В этих условиях высокие официальные жанры не могли не восприниматься как льстивые, превозносящие несуществующие достоинства, освящающие авторитетом классицизма преимущества видимости над сущностью. Реалистический роман нового времени оказался как бы самой историей призванным к тому, чтобы разобраться в истинном положении вещей, отделить маску от лица, слова от поступков, форму от содержания. Причем для этого от него не требовалось каких-то особых усилий. Оставаясь верным себе, он попросту развивал заложенные в нем возможности, изображая героя лицом к лицу с жизнью как она есть. Здесь роман оказывался у себя дома, поскольку ни нормативная поэтика, ни сложившаяся в классицизме система правил не способны были присущими им художественными средствами раскрыть значение уникального человеческого опыта.

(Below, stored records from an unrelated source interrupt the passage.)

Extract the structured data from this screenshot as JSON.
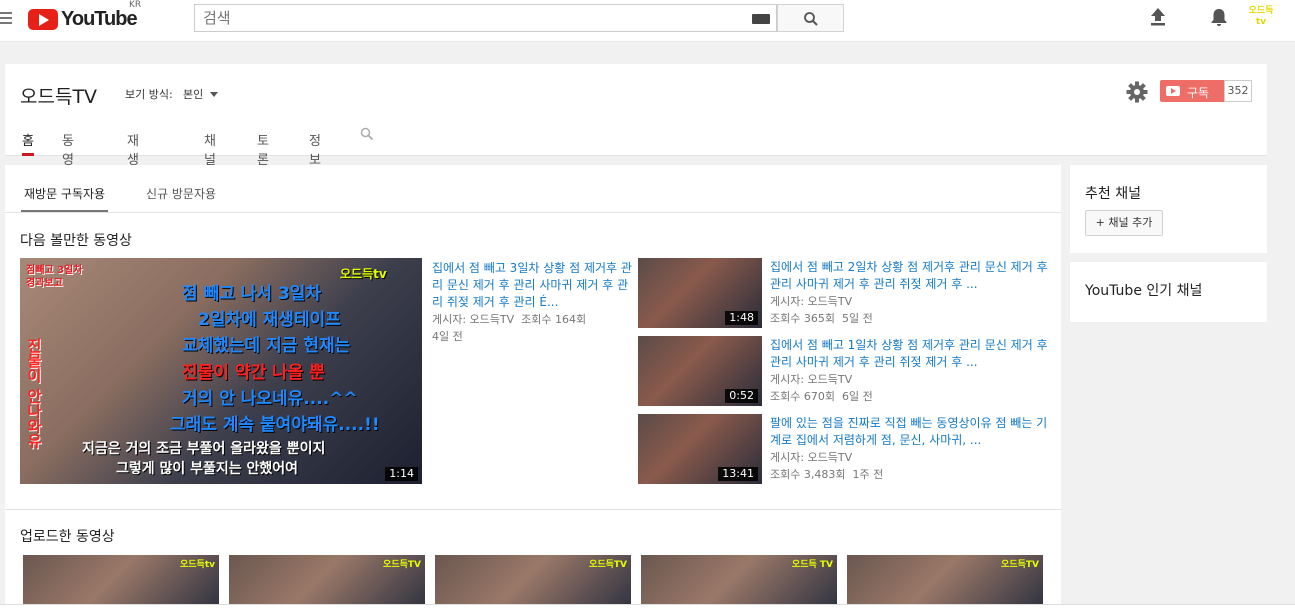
{
  "masthead": {
    "logo_text": "YouTube",
    "region": "KR",
    "search_placeholder": "검색",
    "avatar_text": "오드득tv"
  },
  "channel": {
    "title": "오드득TV",
    "view_as_label": "보기 방식:",
    "view_as_value": "본인",
    "subscribe_label": "구독",
    "subscriber_count": "352",
    "tabs": [
      {
        "label": "홈",
        "active": true
      },
      {
        "label": "동영상"
      },
      {
        "label": "재생목록"
      },
      {
        "label": "채널"
      },
      {
        "label": "토론"
      },
      {
        "label": "정보"
      }
    ]
  },
  "main": {
    "subtabs": [
      {
        "label": "재방문 구독자용",
        "active": true
      },
      {
        "label": "신규 방문자용"
      }
    ],
    "featured_section_title": "다음 볼만한 동영상",
    "featured": {
      "duration": "1:14",
      "title": "집에서 점 빼고 3일차 상황 점 제거후 관리 문신 제거 후 관리 사마귀 제거 후 관리 쥐젖 제거 후 관리 É...",
      "author": "게시자: 오드득TV",
      "views": "조회수 164회",
      "age": "4일 전",
      "thumb_texts": {
        "corner": "점빼고 3일차 경과보고",
        "brand": "오드득tv",
        "line1": "점 빼고 나서 3일차",
        "line2": "2일차에 재생테이프",
        "line3": "교체했는데 지금 현재는",
        "line4": "진물이 약간 나올 뿐",
        "line5": "거의 안 나오네유....^^",
        "line6": "그래도 계속 붙여야돼유....!!",
        "line7": "지금은 거의 조금 부풀어 올라왔을 뿐이지",
        "line8": "그렇게 많이 부풀지는 안했어여",
        "side": "진물이 안나와유"
      }
    },
    "list": [
      {
        "duration": "1:48",
        "title": "집에서 점 빼고 2일차 상황 점 제거후 관리 문신 제거 후 관리 사마귀 제거 후 관리 쥐젖 제거 후 ...",
        "author": "게시자: 오드득TV",
        "views": "조회수 365회",
        "age": "5일 전"
      },
      {
        "duration": "0:52",
        "title": "집에서 점 빼고 1일차 상황 점 제거후 관리 문신 제거 후 관리 사마귀 제거 후 관리 쥐젖 제거 후 ...",
        "author": "게시자: 오드득TV",
        "views": "조회수 670회",
        "age": "6일 전"
      },
      {
        "duration": "13:41",
        "title": "팔에 있는 점을 진짜로 직접 빼는 동영상이유 점 빼는 기계로 집에서 저렴하게 점, 문신, 사마귀, ...",
        "author": "게시자: 오드득TV",
        "views": "조회수 3,483회",
        "age": "1주 전"
      }
    ],
    "uploads_section_title": "업로드한 동영상",
    "upload_thumb_labels": [
      "오드득tv",
      "오드득TV",
      "오드득TV",
      "오드득 TV",
      "오드득TV"
    ]
  },
  "sidebar": {
    "recommended_title": "추천 채널",
    "add_channel_label": "+ 채널 추가",
    "popular_title": "YouTube 인기 채널"
  },
  "colors": {
    "brand_red": "#e62117",
    "link_blue": "#167ac6",
    "tab_underline": "#cc181e"
  }
}
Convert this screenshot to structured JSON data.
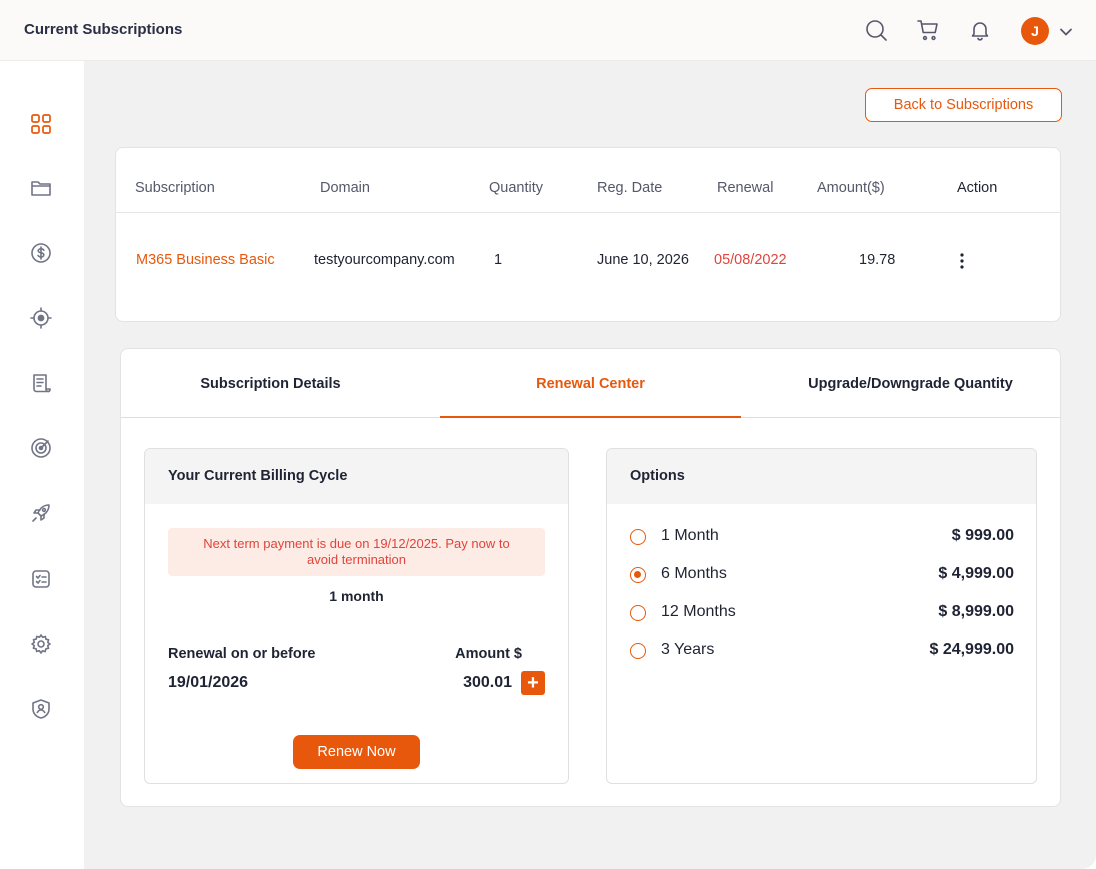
{
  "header": {
    "title": "Current Subscriptions",
    "avatar_initial": "J"
  },
  "sidebar": {
    "items": [
      {
        "icon": "dashboard-icon",
        "active": true
      },
      {
        "icon": "folder-icon"
      },
      {
        "icon": "dollar-icon"
      },
      {
        "icon": "target-icon"
      },
      {
        "icon": "scroll-icon"
      },
      {
        "icon": "radar-icon"
      },
      {
        "icon": "rocket-icon"
      },
      {
        "icon": "checklist-icon"
      },
      {
        "icon": "gear-icon"
      },
      {
        "icon": "shield-icon"
      }
    ]
  },
  "actions": {
    "back_label": "Back to Subscriptions"
  },
  "subscription_table": {
    "headers": [
      "Subscription",
      "Domain",
      "Quantity",
      "Reg. Date",
      "Renewal",
      "Amount($)",
      "Action"
    ],
    "row": {
      "subscription": "M365 Business Basic",
      "domain": "testyourcompany.com",
      "quantity": "1",
      "reg_date": "June 10, 2026",
      "renewal": "05/08/2022",
      "amount": "19.78"
    }
  },
  "tabs": [
    {
      "label": "Subscription Details"
    },
    {
      "label": "Renewal Center",
      "active": true
    },
    {
      "label": "Upgrade/Downgrade Quantity"
    }
  ],
  "billing": {
    "title": "Your Current Billing Cycle",
    "alert": "Next term payment is due on 19/12/2025. Pay now to avoid termination",
    "cycle": "1 month",
    "renewal_label": "Renewal on or before",
    "renewal_date": "19/01/2026",
    "amount_label": "Amount $",
    "amount_value": "300.01",
    "plus_label": "+",
    "renew_button": "Renew Now"
  },
  "options": {
    "title": "Options",
    "items": [
      {
        "label": "1 Month",
        "price": "$ 999.00",
        "selected": false
      },
      {
        "label": "6 Months",
        "price": "$ 4,999.00",
        "selected": true
      },
      {
        "label": "12 Months",
        "price": "$ 8,999.00",
        "selected": false
      },
      {
        "label": "3 Years",
        "price": "$ 24,999.00",
        "selected": false
      }
    ]
  },
  "colors": {
    "accent": "#e8580c",
    "danger": "#e0443a",
    "alert_bg": "#fdebe6"
  }
}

Полемика романа с высокими жанрами классицизма отражала борьбу двух типов мышления, двух поэтик: мифологической и исторической. Мифологические ценности, от которых отрекался и которым противопоставлял себя роман, присягавший на верность истории, покоились на авторитете архетипа, предания, жанрового канона: "Память... есть основная творческая способность и сила древней литературы. [...] Опыт, познание и практика (будущее) определяют роман"*. Не в прошлом, а в настоящем, не в предании, а в данных повседневного опыта, в самостоятельном значении сюжетной ситуации рассчитывал роман обнаружить смысл и направление быстротекущей жизни.

______________

* Бахтин М.М. Эпос и роман. // Вопросы литературы и эстетики. М., 1975. С. 458-459.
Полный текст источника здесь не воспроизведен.